The KBR-ULB-UGent Digital Heritage Seminar: Digital Humanities Research 2020-2021, Part II. is a scholarly series on digital cultural heritage. This series is co-organized by KBR’s two labs: Camille (Center for Archives on the Media and Information) and the Digital Research Lab, in cooperation with Université libre de Bruxelles and Ghent University. In the second part of this series from May to June in 2021 we will virtually host three academic scholars in presenting their work on cultural heritage materials, digital methods and digital humanities. Dealing with a variety of topics, periods and methods, these talks will be held on MSTeams in English, with questions in French, Dutch or English. The target audience is scholars, but the general public is warmly welcome. Registration is required.
The first talk will be held on Monday 26 April (13:30 – 15:00) on Participatory Mapping for Heritage: Theories, Methods and Tools, given by Piraye Hacigüzeller, Assistant Professor of Digital Heritage, University of Antwerp.

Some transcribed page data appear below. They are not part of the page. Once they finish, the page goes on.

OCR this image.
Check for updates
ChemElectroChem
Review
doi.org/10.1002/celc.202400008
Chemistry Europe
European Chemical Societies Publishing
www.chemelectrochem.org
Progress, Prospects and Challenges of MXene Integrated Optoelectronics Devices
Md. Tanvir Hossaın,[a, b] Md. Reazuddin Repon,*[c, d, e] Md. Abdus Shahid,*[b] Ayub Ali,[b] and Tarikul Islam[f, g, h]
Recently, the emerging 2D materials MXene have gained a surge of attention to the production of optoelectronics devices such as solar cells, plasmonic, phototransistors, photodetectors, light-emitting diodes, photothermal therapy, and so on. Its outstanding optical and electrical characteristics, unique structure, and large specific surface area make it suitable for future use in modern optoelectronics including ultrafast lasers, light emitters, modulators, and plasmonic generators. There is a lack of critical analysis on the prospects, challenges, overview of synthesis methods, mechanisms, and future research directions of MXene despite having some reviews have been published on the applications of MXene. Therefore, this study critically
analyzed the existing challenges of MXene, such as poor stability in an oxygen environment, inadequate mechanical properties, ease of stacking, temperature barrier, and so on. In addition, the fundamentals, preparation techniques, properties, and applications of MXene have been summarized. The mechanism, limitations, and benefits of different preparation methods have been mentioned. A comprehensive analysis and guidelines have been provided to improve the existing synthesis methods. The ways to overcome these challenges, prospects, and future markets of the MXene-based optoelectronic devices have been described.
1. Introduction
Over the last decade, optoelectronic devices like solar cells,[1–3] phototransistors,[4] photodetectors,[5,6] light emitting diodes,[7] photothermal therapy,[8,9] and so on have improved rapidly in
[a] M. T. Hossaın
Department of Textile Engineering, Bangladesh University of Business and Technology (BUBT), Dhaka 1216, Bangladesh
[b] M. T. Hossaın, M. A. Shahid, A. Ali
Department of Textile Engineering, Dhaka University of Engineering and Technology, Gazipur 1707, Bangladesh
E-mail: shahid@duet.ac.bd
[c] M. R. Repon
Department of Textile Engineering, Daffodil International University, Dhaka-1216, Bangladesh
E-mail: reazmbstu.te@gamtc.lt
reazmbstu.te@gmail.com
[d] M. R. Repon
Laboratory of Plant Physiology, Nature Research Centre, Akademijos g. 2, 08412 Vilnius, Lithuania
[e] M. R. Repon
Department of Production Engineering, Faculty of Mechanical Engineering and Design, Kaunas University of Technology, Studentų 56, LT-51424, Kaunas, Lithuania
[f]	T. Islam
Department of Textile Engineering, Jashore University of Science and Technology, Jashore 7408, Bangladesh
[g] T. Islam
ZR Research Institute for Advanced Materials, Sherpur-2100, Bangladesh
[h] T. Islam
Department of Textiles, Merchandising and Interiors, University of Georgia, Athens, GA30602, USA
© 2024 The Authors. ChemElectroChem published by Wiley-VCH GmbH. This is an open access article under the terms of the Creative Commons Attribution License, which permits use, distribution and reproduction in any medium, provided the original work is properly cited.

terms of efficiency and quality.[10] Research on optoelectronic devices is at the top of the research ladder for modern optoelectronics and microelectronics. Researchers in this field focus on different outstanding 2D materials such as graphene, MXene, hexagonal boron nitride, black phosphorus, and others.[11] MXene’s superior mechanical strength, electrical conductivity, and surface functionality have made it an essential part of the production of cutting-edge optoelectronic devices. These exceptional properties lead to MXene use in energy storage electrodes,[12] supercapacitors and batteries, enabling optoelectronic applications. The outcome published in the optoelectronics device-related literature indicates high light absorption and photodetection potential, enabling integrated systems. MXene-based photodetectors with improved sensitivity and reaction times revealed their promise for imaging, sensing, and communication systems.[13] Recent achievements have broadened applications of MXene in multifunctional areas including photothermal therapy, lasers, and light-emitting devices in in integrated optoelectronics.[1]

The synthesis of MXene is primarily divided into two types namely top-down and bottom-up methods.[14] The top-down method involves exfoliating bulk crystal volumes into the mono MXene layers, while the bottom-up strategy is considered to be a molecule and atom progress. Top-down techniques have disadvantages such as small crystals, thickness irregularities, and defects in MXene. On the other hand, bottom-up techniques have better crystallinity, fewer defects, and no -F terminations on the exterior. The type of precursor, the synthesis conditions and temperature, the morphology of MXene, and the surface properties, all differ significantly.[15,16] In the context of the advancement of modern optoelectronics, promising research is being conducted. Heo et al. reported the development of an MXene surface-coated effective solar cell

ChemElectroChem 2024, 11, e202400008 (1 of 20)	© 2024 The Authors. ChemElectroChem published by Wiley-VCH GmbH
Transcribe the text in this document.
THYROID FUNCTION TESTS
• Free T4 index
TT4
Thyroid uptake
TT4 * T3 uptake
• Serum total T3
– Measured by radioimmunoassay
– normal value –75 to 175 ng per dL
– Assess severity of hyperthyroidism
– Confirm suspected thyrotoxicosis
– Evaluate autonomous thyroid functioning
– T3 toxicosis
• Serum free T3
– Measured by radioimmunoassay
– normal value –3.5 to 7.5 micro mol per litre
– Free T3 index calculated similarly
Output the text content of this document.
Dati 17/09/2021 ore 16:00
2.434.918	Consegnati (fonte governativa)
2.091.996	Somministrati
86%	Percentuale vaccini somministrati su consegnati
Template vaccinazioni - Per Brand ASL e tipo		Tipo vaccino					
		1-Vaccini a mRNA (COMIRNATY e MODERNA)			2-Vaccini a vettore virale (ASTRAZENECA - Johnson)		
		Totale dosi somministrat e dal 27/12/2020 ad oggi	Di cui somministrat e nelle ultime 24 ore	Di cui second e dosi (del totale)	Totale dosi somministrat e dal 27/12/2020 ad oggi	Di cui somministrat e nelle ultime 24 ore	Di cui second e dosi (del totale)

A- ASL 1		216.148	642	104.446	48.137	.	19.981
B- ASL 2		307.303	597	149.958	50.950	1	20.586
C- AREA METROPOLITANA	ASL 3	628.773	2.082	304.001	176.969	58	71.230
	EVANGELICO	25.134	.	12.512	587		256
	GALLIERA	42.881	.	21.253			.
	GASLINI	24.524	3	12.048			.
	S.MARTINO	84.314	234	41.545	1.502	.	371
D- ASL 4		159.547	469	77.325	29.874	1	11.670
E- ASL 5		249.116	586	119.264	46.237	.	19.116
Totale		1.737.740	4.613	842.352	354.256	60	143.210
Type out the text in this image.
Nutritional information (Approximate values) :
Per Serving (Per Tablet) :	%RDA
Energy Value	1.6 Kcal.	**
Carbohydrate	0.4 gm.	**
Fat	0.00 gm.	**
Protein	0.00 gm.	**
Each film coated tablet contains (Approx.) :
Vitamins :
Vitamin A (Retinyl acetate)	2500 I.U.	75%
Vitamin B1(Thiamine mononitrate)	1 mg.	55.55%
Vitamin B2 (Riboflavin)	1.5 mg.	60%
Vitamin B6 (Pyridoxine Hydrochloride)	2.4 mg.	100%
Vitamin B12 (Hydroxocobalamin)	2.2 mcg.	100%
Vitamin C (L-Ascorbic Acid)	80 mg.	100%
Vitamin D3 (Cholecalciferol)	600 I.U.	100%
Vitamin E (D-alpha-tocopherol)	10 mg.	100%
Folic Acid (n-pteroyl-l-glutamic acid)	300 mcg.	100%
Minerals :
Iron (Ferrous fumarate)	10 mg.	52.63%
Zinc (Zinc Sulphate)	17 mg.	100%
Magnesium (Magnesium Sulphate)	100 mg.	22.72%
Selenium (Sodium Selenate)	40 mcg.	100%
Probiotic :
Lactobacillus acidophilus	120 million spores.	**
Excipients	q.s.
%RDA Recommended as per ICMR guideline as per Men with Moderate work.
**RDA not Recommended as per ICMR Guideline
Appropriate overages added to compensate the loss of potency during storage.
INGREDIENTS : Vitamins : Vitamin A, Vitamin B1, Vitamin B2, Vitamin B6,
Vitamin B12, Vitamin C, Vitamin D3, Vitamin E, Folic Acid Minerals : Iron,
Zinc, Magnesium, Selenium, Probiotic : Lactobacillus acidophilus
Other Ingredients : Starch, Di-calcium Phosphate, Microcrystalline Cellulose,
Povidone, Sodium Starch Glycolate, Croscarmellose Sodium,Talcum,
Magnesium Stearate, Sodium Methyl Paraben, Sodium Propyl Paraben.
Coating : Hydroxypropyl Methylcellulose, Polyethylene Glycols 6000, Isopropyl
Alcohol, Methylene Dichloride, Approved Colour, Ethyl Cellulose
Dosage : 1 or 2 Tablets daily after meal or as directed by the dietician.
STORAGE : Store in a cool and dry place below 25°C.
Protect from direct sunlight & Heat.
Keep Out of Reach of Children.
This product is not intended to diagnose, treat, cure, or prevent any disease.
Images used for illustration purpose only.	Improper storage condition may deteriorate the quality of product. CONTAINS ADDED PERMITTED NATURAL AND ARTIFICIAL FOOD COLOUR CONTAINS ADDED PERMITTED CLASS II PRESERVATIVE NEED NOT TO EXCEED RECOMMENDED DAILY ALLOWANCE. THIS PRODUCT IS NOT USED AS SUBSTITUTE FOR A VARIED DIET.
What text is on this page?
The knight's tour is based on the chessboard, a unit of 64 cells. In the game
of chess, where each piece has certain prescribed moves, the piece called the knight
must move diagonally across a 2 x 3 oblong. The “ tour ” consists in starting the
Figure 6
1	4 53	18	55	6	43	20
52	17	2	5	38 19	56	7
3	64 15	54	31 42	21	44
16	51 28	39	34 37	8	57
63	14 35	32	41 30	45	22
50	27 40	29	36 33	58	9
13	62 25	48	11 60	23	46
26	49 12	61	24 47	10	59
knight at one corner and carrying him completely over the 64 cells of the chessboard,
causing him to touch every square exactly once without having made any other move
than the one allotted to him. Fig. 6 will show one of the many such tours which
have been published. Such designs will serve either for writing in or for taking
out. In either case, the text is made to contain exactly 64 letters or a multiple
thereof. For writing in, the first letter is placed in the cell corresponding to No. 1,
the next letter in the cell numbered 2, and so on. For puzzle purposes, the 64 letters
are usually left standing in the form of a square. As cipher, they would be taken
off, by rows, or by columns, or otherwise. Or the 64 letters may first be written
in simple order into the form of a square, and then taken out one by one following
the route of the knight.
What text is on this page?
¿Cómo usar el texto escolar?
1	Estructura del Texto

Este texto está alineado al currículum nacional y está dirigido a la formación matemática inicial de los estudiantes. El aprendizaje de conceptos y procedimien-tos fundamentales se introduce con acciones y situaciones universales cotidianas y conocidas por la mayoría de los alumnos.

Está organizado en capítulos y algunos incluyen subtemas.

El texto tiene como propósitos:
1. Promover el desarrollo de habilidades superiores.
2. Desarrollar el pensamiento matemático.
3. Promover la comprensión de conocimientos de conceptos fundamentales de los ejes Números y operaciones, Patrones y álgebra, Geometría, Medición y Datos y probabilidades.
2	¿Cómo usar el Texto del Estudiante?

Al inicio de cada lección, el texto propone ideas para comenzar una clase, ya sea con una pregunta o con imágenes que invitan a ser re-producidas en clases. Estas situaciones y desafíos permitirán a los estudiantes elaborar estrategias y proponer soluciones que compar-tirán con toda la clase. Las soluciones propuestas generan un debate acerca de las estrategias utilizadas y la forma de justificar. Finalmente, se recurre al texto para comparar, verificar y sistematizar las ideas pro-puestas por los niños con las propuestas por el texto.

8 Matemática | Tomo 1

ABSTRACT: The proliferation of (open) digital geospatial data sets since the 1990s and the simultaneous maturation of tools to display, manage and analyze such data have led to a certain “democratization” of cartographic practices in many disciplines within the social sciences and humanities. This trend was further reinforced by the “maps and power critique”, especially prominent in the 1990s and 2000s in human geography, where the history of Western mapping was critically approached as an instrumental practice in promoting the agendas of powerful individuals, institutions and states.
Further supported by a multidisciplinary “participatory turn” over the past decade, the so-called democratization of cartography has sparked an explosion of interest in participatory mapping in many social sciences and humanities disciplines as well as related interdisciplinary fields such as heritage studies. In this lecture I will provide an overview of theories, methods and tools relevant to participatory mapping projects within heritage studies.